私が今まで生きてきて、一番大きなトラブルのような出来事は、交通事故かもしれない。小学生のとき、ブルドーザーに轢かれてしまったのだ。ブルドーザーに轢かれた人って、ものすごく珍しいと思う。

家の近くで道路工事をしていて、ブルドーザーが稼働していた。ちょうど家へ向かう方向に進んでいたので、すぐ後ろを歩いていた。そのブルドーザーが、突然バックしてきた。私は、よそ見をしていて気が付かず、足を轢かれてしまった。その結果、足の指を骨折、今でも足にはキャタピラの痕が残っている。

2回手術をし、それぞれ2ヶ月位入院した。ちょうど成長期で、ギプスをはめている期間が長かったため、左右の足の大きさが違う。そのため、紐が付いた靴しか買ったことがない。足の大きさが違うので、靴を履くのは不自由している。

では、私がブルドーザーに轢かれたのは、不幸な出来事だったのでしょうか。

私がもう少し中央寄りにいたら、ブルドーザーの運転手は私に気が付かず、死んでしまったかもしれない。あと1秒、ブルドーザーを停めるのが遅かったら、もっと大きな傷を負い、一生歩けなかったと思う。

こう考えると、ブルドーザーに轢かれたことは、そんなに大したことではない、と思えてくる。

ブルドーザーに轢かれるのは100万人に一人くらいのこと、さらには軽症で済んだのは、もっと少ないと思う。私は、滅多に見ることがない珍獣のような存在だ。(笑)

古来から、龍、鳳凰、麒麟のような珍獣を見ると、幸運なことが起きると言われてきた。それよりも、私自身が珍獣になると、もっとすごいことが起きるのではないだろうか。

最近読んだ書籍の中で、水原創さんという人がこんなことを書いていた。

ー大きな交通事故に遭い、生死をさまよったのである。右半身不随となり、半年間の車いす生活をした。最初、救急病棟にいた時は、「無感動」「無感覚」状態で何も考えられない状態だった。

しかし、数日後の深夜不思議な直感が全身をおそった。右半身不随になったベットの上で、「もし誰かがこの苦しみを負わなければならないなら、私にその苦しみを担当させてくださってありがとう」という思いがこみ上げてきたのだ。

その次の日から、少しづつ右の手足が動くようになり医者も驚嘆するほどの奇跡的回復を遂げたのである。家族や知人など周りは皆、深刻になっていたのに、何故か私の内面は感謝で溢れていた。ー(『シュタイナー的生活を求めて春編: 春のこよみ』より)

水原さんの考え方は素晴らしいと思う。どんなことが起こっても、「もし誰かがこの苦しみを負わなければならないなら、私にその苦しみを担当させてくださってありがとう」と思えたならば、それは苦しみではなく喜びになるだろう。

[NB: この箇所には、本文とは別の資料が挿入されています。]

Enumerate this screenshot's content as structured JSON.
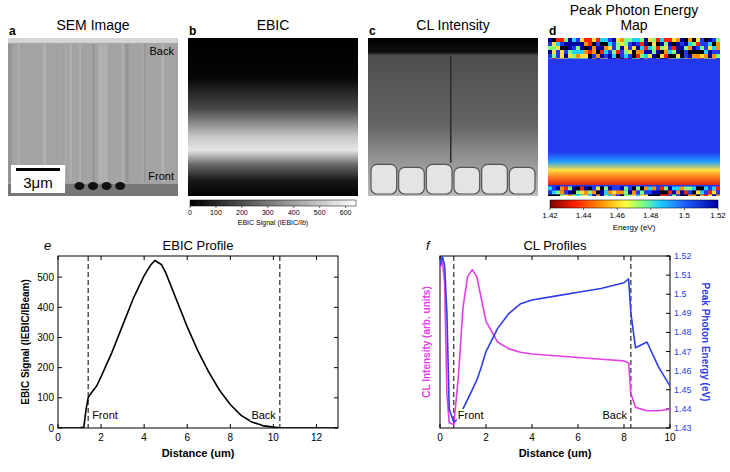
{
  "panels": [
    {
      "panel_label": "a",
      "title": "SEM Image",
      "labels": [
        "Back",
        "Front"
      ],
      "scale_bar": "3μm"
    },
    {
      "panel_label": "b",
      "title": "EBIC",
      "colorbar": {
        "label": "EBIC Signal (IEBIC/Ib)",
        "range": [
          0,
          640
        ],
        "ticks": [
          0,
          100,
          200,
          300,
          400,
          500,
          600
        ]
      }
    },
    {
      "panel_label": "c",
      "title": "CL Intensity"
    },
    {
      "panel_label": "d",
      "title": "Peak Photon Energy Map",
      "colorbar": {
        "label": "Energy (eV)",
        "range": [
          1.42,
          1.52
        ],
        "ticks": [
          1.42,
          1.44,
          1.46,
          1.48,
          1.5,
          1.52
        ]
      }
    }
  ],
  "chart_data": [
    {
      "type": "line",
      "panel_label": "e",
      "title": "EBIC Profile",
      "x_label": "Distance (um)",
      "y_label": "EBIC Signal (IEBIC/IBeam)",
      "xlim": [
        0,
        13
      ],
      "xticks": [
        0,
        2,
        4,
        6,
        8,
        10,
        12
      ],
      "ylim": [
        0,
        570
      ],
      "yticks": [
        0,
        100,
        200,
        300,
        400,
        500
      ],
      "x": [
        0,
        0.5,
        1,
        1.2,
        1.3,
        1.4,
        1.5,
        1.8,
        2,
        2.5,
        3,
        3.5,
        4,
        4.3,
        4.5,
        4.8,
        5,
        5.5,
        6,
        6.5,
        7,
        7.5,
        8,
        8.5,
        9,
        9.5,
        10,
        10.3,
        10.6,
        11,
        12,
        13
      ],
      "series": [
        {
          "color": "#000000",
          "values": [
            0,
            0,
            0,
            3,
            60,
            100,
            112,
            140,
            170,
            250,
            340,
            430,
            505,
            540,
            555,
            542,
            515,
            425,
            335,
            255,
            185,
            125,
            78,
            42,
            20,
            8,
            3,
            1,
            0,
            0,
            0,
            0
          ]
        }
      ],
      "annotations": [
        {
          "x": 1.4,
          "label": "Front"
        },
        {
          "x": 10.3,
          "label": "Back"
        }
      ]
    },
    {
      "type": "line",
      "panel_label": "f",
      "title": "CL Profiles",
      "x_label": "Distance (um)",
      "y_label": "CL Intensity (arb. units)",
      "y2_label": "Peak Photon Energy (eV)",
      "xlim": [
        0,
        10
      ],
      "xticks": [
        0,
        2,
        4,
        6,
        8,
        10
      ],
      "ylim": [
        0,
        1
      ],
      "y2lim": [
        1.43,
        1.52
      ],
      "y2ticks": [
        1.43,
        1.44,
        1.45,
        1.46,
        1.47,
        1.48,
        1.49,
        1.5,
        1.51,
        1.52
      ],
      "x": [
        0,
        0.1,
        0.2,
        0.3,
        0.4,
        0.6,
        0.8,
        1,
        1.2,
        1.4,
        1.6,
        1.8,
        2,
        2.5,
        3,
        3.5,
        4,
        5,
        6,
        7,
        8,
        8.2,
        8.3,
        8.5,
        9,
        9.5,
        10
      ],
      "series": [
        {
          "color": "#e43fe4",
          "values": [
            0.93,
            0.97,
            0.85,
            0.2,
            0.03,
            0.02,
            0.3,
            0.7,
            0.88,
            0.92,
            0.88,
            0.75,
            0.62,
            0.5,
            0.46,
            0.44,
            0.43,
            0.42,
            0.41,
            0.4,
            0.39,
            0.38,
            0.2,
            0.12,
            0.1,
            0.1,
            0.11
          ]
        },
        {
          "color": "#2f3ce8",
          "axis": "y2",
          "values": [
            1.515,
            1.52,
            1.515,
            1.49,
            1.44,
            1.433,
            1.435,
            1.44,
            1.445,
            1.45,
            1.455,
            1.462,
            1.47,
            1.482,
            1.49,
            1.495,
            1.497,
            1.499,
            1.501,
            1.503,
            1.506,
            1.508,
            1.49,
            1.472,
            1.475,
            1.462,
            1.452
          ]
        }
      ],
      "annotations": [
        {
          "x": 0.6,
          "label": "Front"
        },
        {
          "x": 8.3,
          "label": "Back"
        }
      ]
    }
  ]
}
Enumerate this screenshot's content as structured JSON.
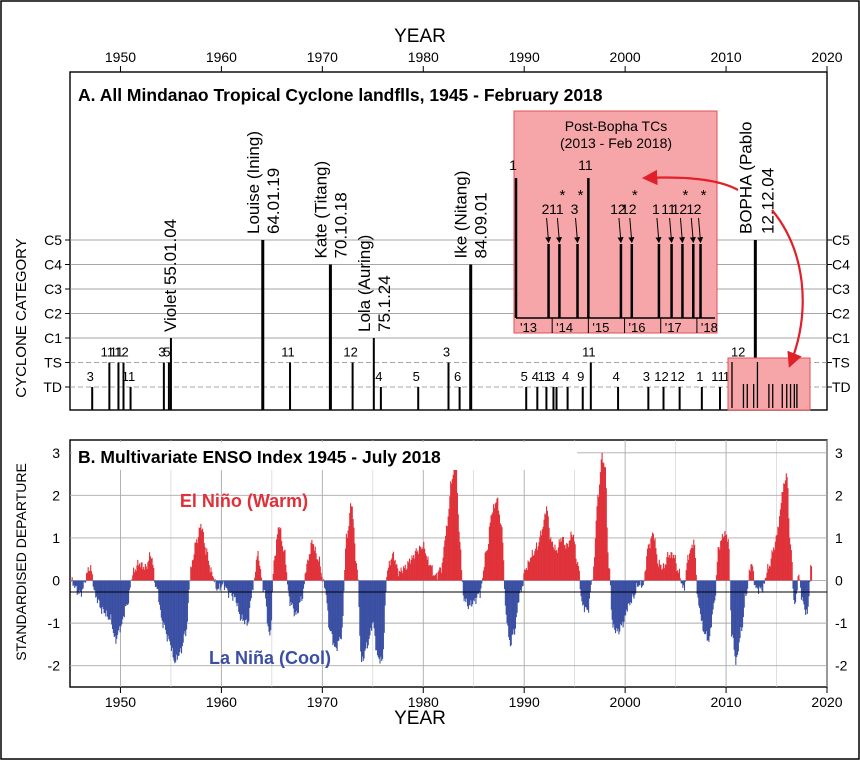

私たちは、日常と違う現象が起きると、幸福と感じたり、不幸と感じたりしがちだ。

古来、人間は、日常と違う現象が起きると、幸運の前兆だと捉えてきた。例えば、虹、天使のはしご、日輪、流れ星・・・。もし、滅多に見ないような現象、滅多に起きないような理不尽な出来事が起きたら、それは幸運の前兆かもしれない。

日常と変わった滅多に起きないような出来事があったとき、それを幸運な現象、幸運の前兆と捉える人もいるし、不幸な現象と捉える人もいる。運の良し悪しがあるとするならば、現象の捉え方、見方で決まるような気がする。